Opinion

Can you hear me now?

Friday, August 31, 2007

We are in a day and age when everything is digital and nothing seems to work.  Not that many years ago, when I used a pen and a piece of paper to write a letter, the only thing that could go wrong was that your pen might run out of ink.  Although that was a pain, you didn't have to call someone to have it fixed.  After all, a pen wasn't a huge investment.  If it stopped working, you threw it away and got another one.

When you write your letters by using a keyboard and a screen, if something stops working, and it eventually will, most people don't even know why, much less how to make it work again.  It's not as if you can simply throw it out and get a new one.  If it is possible to muddle along without the "g" key working, most of us do.  We simply use a different key, like "q" or we try to write the letter with no words containing the letter "g"… Somehow we manage.

The only time I panic is when nothing shows up on the screen at all.  It's like my refrigerator dying.   I don't know how to live without it anymore. 

My biggest pet peeve in the world of electronic gizmos is my cell phone.  Okay, it's not just my cell phone, it's everyone's cell phone.  It seems there is always a problem with them, especially if one person is on the move.  If that person hits a "dry patch" on the cell phone highway, the conversation is going to be a lot like watching a foreign movie without subtitles.  You have to fill in the blanks between the words you can understand.

My husband uses a cell phone for much of the day because his job requires him to be on the road.  Sometimes he simply calls me to hear my voice.  I think this is wonderful, because some husbands either can't call because of their work schedule or they simply don't care to hear the voice of the woman they married...for whatever reason makes sense to you.  What is not wonderful is the fact that he has to contact me with a digitally flawed piece of equipment.

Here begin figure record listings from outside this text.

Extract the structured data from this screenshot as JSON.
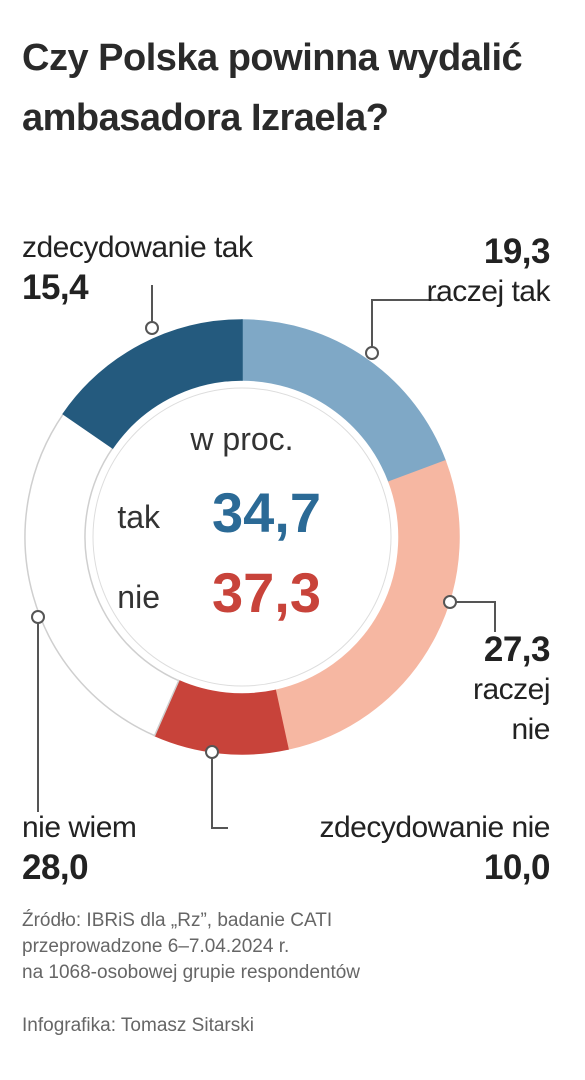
{
  "chart_data": {
    "type": "pie",
    "title": "Czy Polska powinna wydalić ambasadora Izraela?",
    "center_label": "w proc.",
    "center_values": [
      {
        "name": "tak",
        "text": "34,7",
        "color": "#2b6a96"
      },
      {
        "name": "nie",
        "text": "37,3",
        "color": "#c8433a"
      }
    ],
    "categories": [
      "raczej tak",
      "raczej nie",
      "zdecydowanie nie",
      "nie wiem",
      "zdecydowanie tak"
    ],
    "values": [
      19.3,
      27.3,
      10.0,
      28.0,
      15.4
    ],
    "value_labels": [
      "19,3",
      "27,3",
      "10,0",
      "28,0",
      "15,4"
    ],
    "colors": [
      "#7fa8c6",
      "#f6b7a2",
      "#c8433a",
      "#ffffff",
      "#245a7e"
    ],
    "source": [
      "Źródło: IBRiS dla „Rz”, badanie CATI",
      "przeprowadzone 6–7.04.2024 r.",
      "na 1068-osobowej grupie respondentów"
    ],
    "credit": "Infografika: Tomasz Sitarski"
  }
}
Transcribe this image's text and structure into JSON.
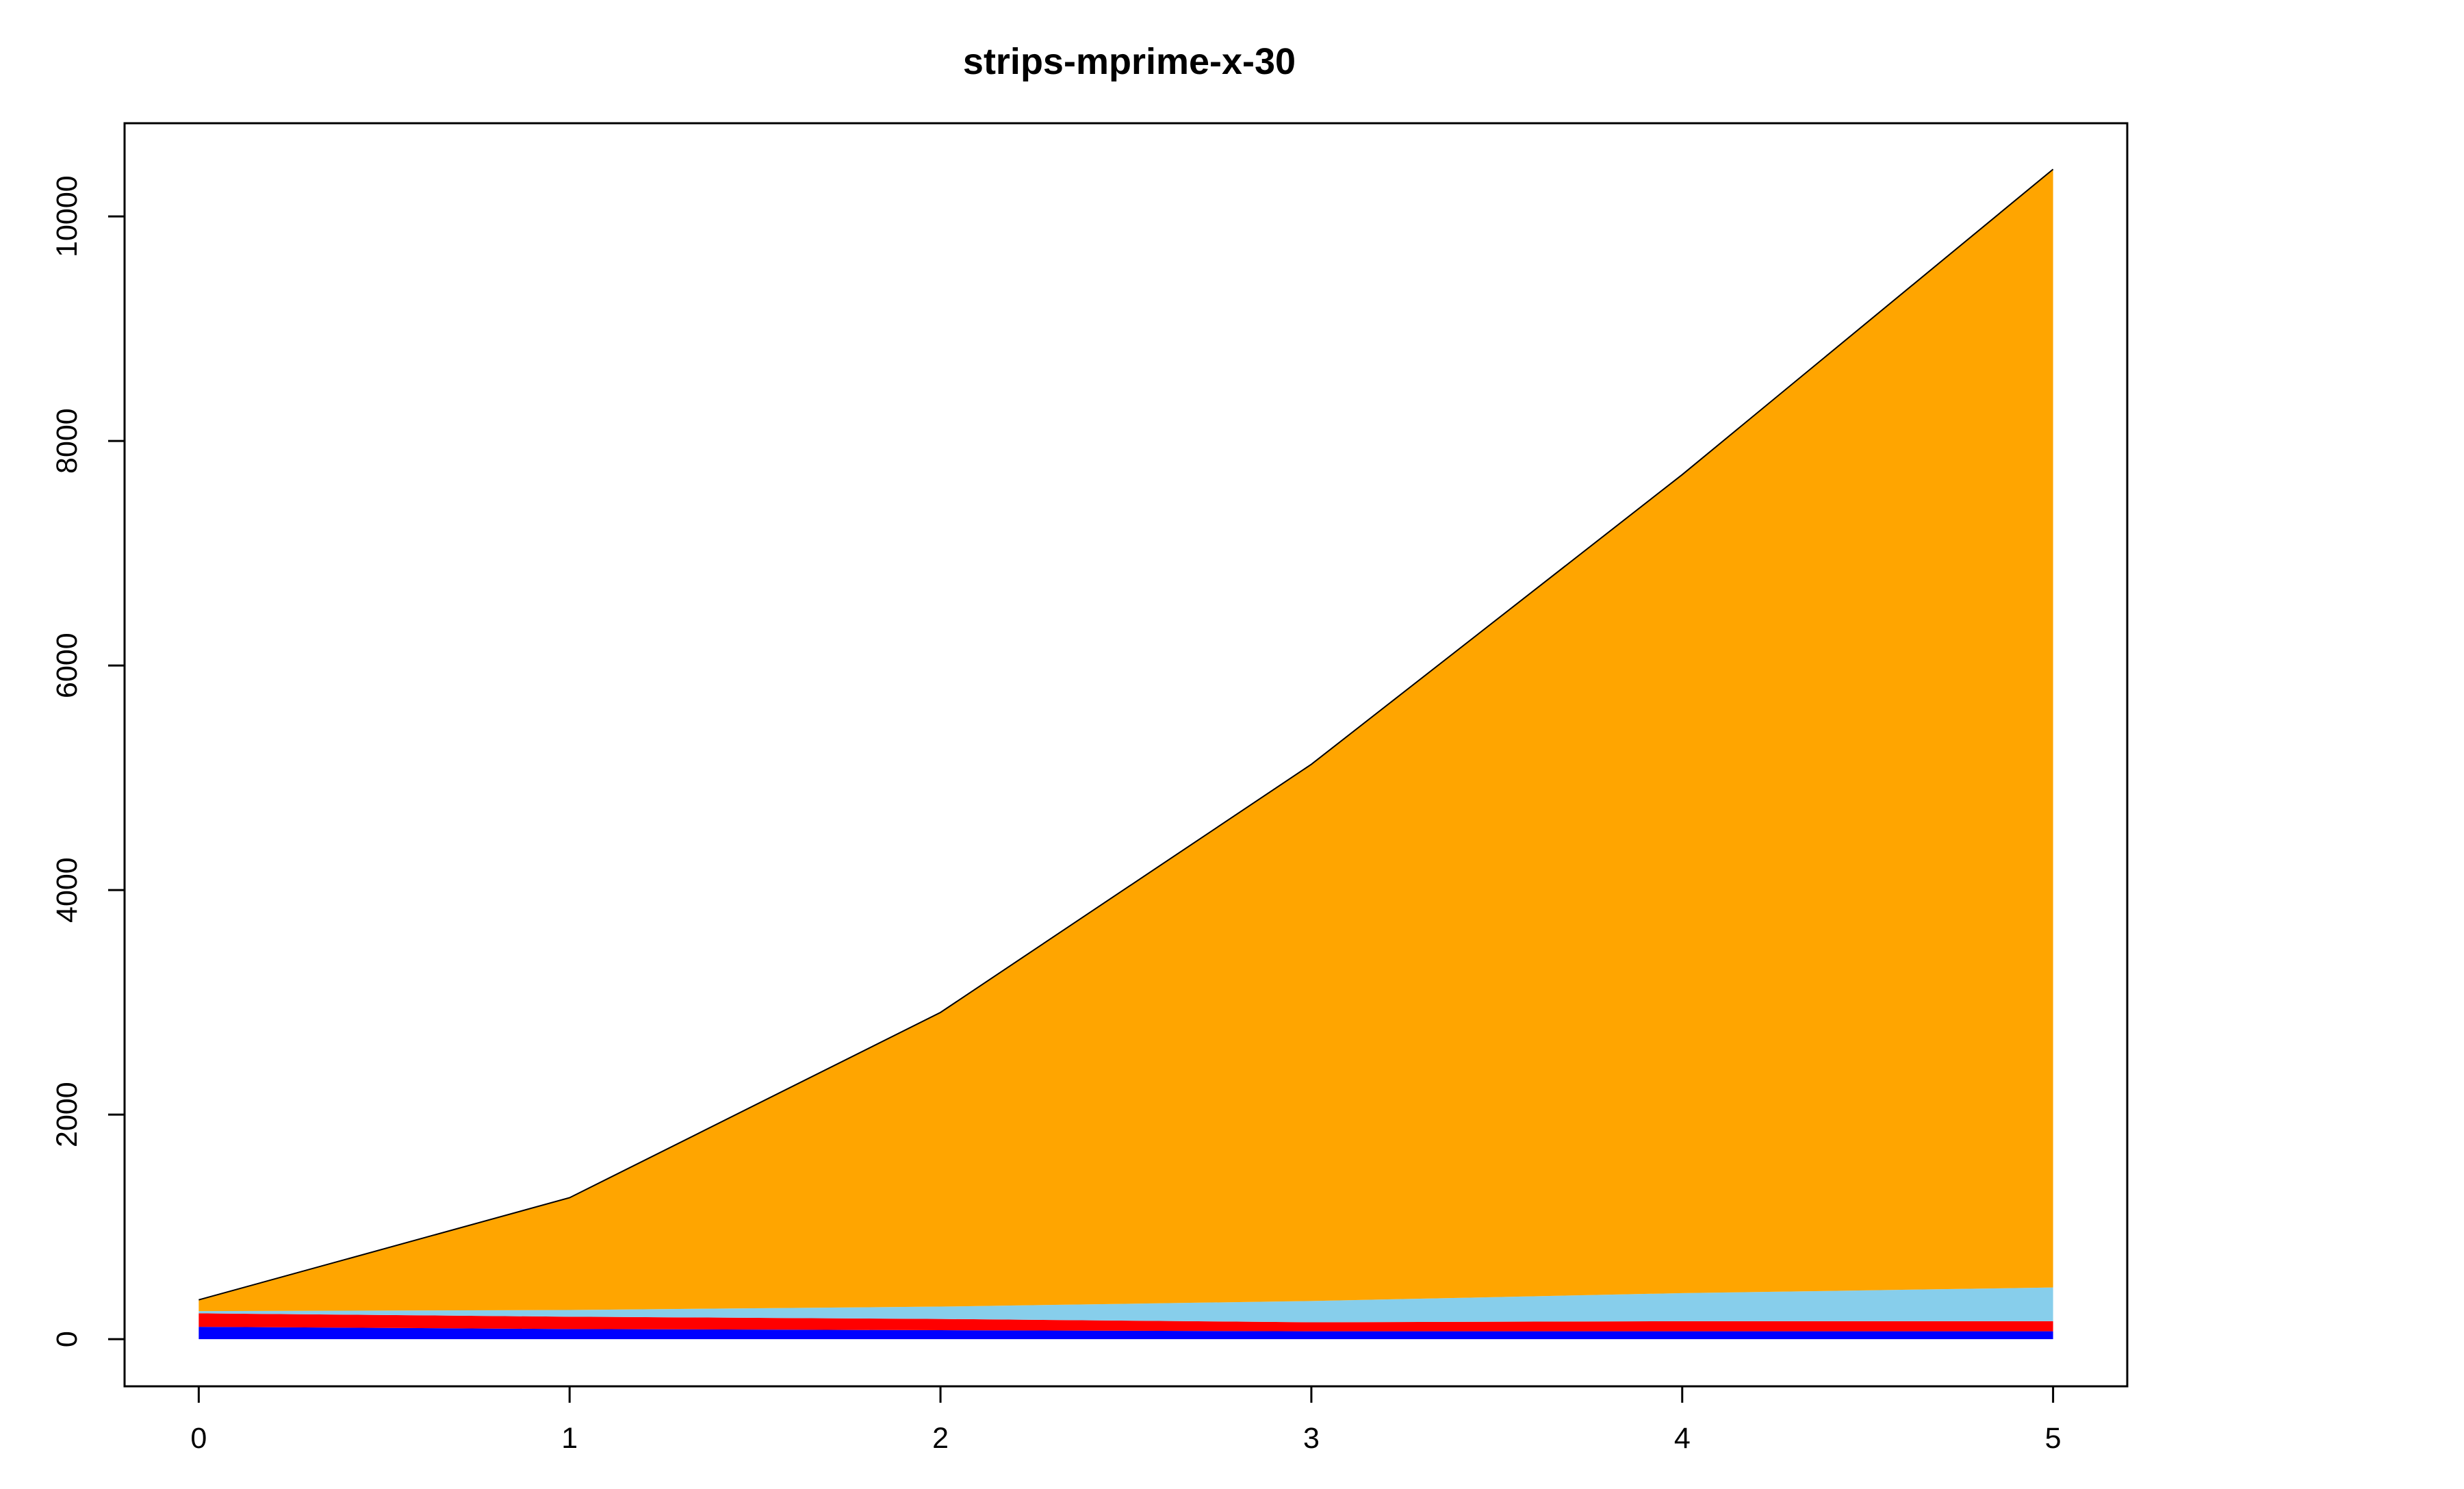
{
  "chart_data": {
    "type": "area",
    "stacked": true,
    "title": "strips-mprime-x-30",
    "xlabel": "",
    "ylabel": "",
    "x": [
      0,
      1,
      2,
      3,
      4,
      5
    ],
    "xticks": [
      0,
      1,
      2,
      3,
      4,
      5
    ],
    "yticks": [
      0,
      2000,
      4000,
      6000,
      8000,
      10000
    ],
    "xlim": [
      -0.2,
      5.2
    ],
    "ylim": [
      -420,
      10830
    ],
    "grid": false,
    "legend": "none",
    "series": [
      {
        "color": "#0000ff",
        "values": [
          110,
          90,
          80,
          70,
          70,
          70
        ]
      },
      {
        "color": "#ff0000",
        "values": [
          120,
          110,
          100,
          80,
          90,
          90
        ]
      },
      {
        "color": "#87ceeb",
        "values": [
          20,
          60,
          110,
          190,
          250,
          300
        ]
      },
      {
        "color": "#ffa500",
        "values": [
          100,
          1000,
          2620,
          4780,
          7290,
          9960
        ]
      }
    ]
  }
}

I had to paint my son's room yesterday, so the night before, my husband and I had taken apart the bed and moved it out of the room.  When it came time to put the bed back together again, I couldn't find the screws.  I called him on the cell phone, but as it happens, I heard that irritating female voice telling me that he cannot be reached and that I should leave a message.  There are few things worse than calling your husband and having a female voice answer his phone.  I asked her to tell him to call me.

Eventually, I found the screws, but of course, my husband didn't know that.  When he called me back I explained, "I was trying to put the bed back together and I couldn't find the screws. But I've found them now."

I heard a "Wha", and then a beep and the screen on my cell phone said that the call was lost.  Being "lost" usually means that the missing item can be found again at some point, but they don't even give you that option.  You simply have to hang up and try again later.  Well, I thought, at least he knows I don't need to talk to him now.

A few seconds later, he called again. He spent the entire 60 second phone call saying, "Can you hear me now?"  and I spent it saying, "Yes… no… wait a minute… you're breaking up."  I sang the theme song to Gilligan's Island very badly for testing purposes and imagined him whacking his phone against something to make it stop.  Then the call went into cyberspace again.

He called an irritating six times with similarly inane conversations before we finally got a good connection.

He asked, "Now what did you try to say before?"

I repeated my explanation for the first call and he said, "Oh."  It sounded like he was very disappointed.  I asked him what was wrong.

He said, "Well, what you said and what I heard were two totally different things."

Apparently, what he heard was "Bed….together…now."

No wonder he called me back so many times.